To explore the parallels between law and technology, and draw further on their interconnectedness for both research and teaching and learning, the University of Cape Town (UCT) has undertaken to establish Africa’s first Centre for Law and Technology.
The multidisciplinary centre, to be housed in UCT’s Faculty of Law, will pilot research and teaching and learning from the perspective of law and technology in a bid to keep up with the demands of a modern, tech-driven world.
This was revealed by Dean of Law Professor Danwood Chirwa, during the facultyʼs 160th anniversary celebration in Cape Town this week.
Alumni, members of the Leadership Lekgotla including Vice-Chancellor Professor Mamokgethi Phakeng, deans of faculties and former Deputy Vice-Chancellor for Research and Internationalisation and former Dean of Law Professor Danie Visser, joined the festivities at the Old Granary in the city on Thursday, 17 October.
“Those that came before us long recognised the link between law and humanities and between commerce and law, and introduced combined degree programmes in these fields. Now we see the interconnections between law and technology, and we think these links are worth exploring,” Chirwa said.
“Our efforts must continue so that we can be more inclusive and more diverse in all respects, including race, disability, sexual orientation and social background.”
“We can’t be complacent”
Reflecting on the 160-year milestone, he told the audience that age can either be seen as a yoke, or it can provide impetus for greater achievement. It will become a yoke if people choose to be complacent, he added.
“Ignoring the rapid and gradual changes taking place in society can’t be an impetus for greater achievement.
“Our efforts must continue so that we are more inclusive and more diverse in all respects, including race, disability, sexual orientation and social background.”
He said there have been ongoing debates in the faculty about just how much globalisation and technology continue to impact the LLB academic programme. The effect of Generation Z, and the number of new ways of consuming knowledge and how they have impacted the teaching of law in particular have also come under scrutiny.
But using these trends to impact legal education and benefiting from them is what really counts.
“All this has compelled us to think more and examine ourselves. We’ve been thinking more of improving our teaching,” he said.
What’s good for teaching
For a long time, academics in the faculty placed teaching methodologies and philosophies on the backburner. But that has changed.
Today, Chirwa said, discussions on what is good for teaching law and the methods to get it right drive conversations. Academics in the faculty are also more sensitive to students’ ideas and opinions, and involving them in key decisions that directly affect them is common.

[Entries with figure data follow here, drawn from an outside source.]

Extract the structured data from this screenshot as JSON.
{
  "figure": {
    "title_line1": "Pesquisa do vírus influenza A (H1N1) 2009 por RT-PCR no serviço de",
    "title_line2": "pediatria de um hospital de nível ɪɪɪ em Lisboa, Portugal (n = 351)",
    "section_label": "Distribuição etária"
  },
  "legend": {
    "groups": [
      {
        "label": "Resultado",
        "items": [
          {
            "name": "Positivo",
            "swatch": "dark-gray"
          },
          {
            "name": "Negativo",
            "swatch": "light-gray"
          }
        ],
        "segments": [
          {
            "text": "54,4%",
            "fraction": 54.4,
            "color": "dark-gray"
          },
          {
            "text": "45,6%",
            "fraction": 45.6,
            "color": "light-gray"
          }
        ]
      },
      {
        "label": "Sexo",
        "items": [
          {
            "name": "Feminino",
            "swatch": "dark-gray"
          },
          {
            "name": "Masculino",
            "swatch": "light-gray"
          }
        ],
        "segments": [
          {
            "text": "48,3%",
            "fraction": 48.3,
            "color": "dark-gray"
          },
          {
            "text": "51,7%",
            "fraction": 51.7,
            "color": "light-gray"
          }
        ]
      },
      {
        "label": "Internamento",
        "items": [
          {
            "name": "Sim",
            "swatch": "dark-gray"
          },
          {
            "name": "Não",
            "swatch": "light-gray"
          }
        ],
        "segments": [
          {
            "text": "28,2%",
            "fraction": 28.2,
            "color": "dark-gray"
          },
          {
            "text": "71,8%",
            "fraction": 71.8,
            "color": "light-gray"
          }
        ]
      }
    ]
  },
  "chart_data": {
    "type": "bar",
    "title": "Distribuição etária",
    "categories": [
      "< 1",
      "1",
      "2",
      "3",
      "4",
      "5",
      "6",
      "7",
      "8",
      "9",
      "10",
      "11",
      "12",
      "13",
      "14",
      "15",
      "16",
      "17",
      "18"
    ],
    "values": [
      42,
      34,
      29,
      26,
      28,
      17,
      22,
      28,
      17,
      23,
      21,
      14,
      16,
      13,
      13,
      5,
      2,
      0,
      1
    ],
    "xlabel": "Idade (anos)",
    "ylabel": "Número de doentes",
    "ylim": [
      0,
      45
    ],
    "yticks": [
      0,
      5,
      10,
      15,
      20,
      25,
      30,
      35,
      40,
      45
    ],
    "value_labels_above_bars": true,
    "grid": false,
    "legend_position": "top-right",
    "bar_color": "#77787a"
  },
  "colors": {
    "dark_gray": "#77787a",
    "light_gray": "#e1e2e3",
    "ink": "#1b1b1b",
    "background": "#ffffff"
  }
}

“Previously, we treated students’ views on teaching, and our teaching specifically, as distractions and lame excuses. Now we are more responsive to student input and participation in decision making.”
Some plans already in place to revolutionise the faculty and connect students and academics include the recent establishment of the Law/Tech Club. The club provides a space for students and staff to come together and engage about law and technology.
“All this has made us better and stronger, and can make us even better.”
In the next five years the faculty hopes to establish a combined degree programme that will draw into the LLB programme students in information systems, mathematics and computer science. There are also plans to offer a postgraduate programme in law and technology, and a skills course in law and technology for LLB students.
“All of this has made us better and stronger, and can make us even better. We have a history of resilience, self-examination, adaption and [we’ve been on] a quest for constant progress. If we continue with that spirit, we can be what we wish to be,” Chirwa said.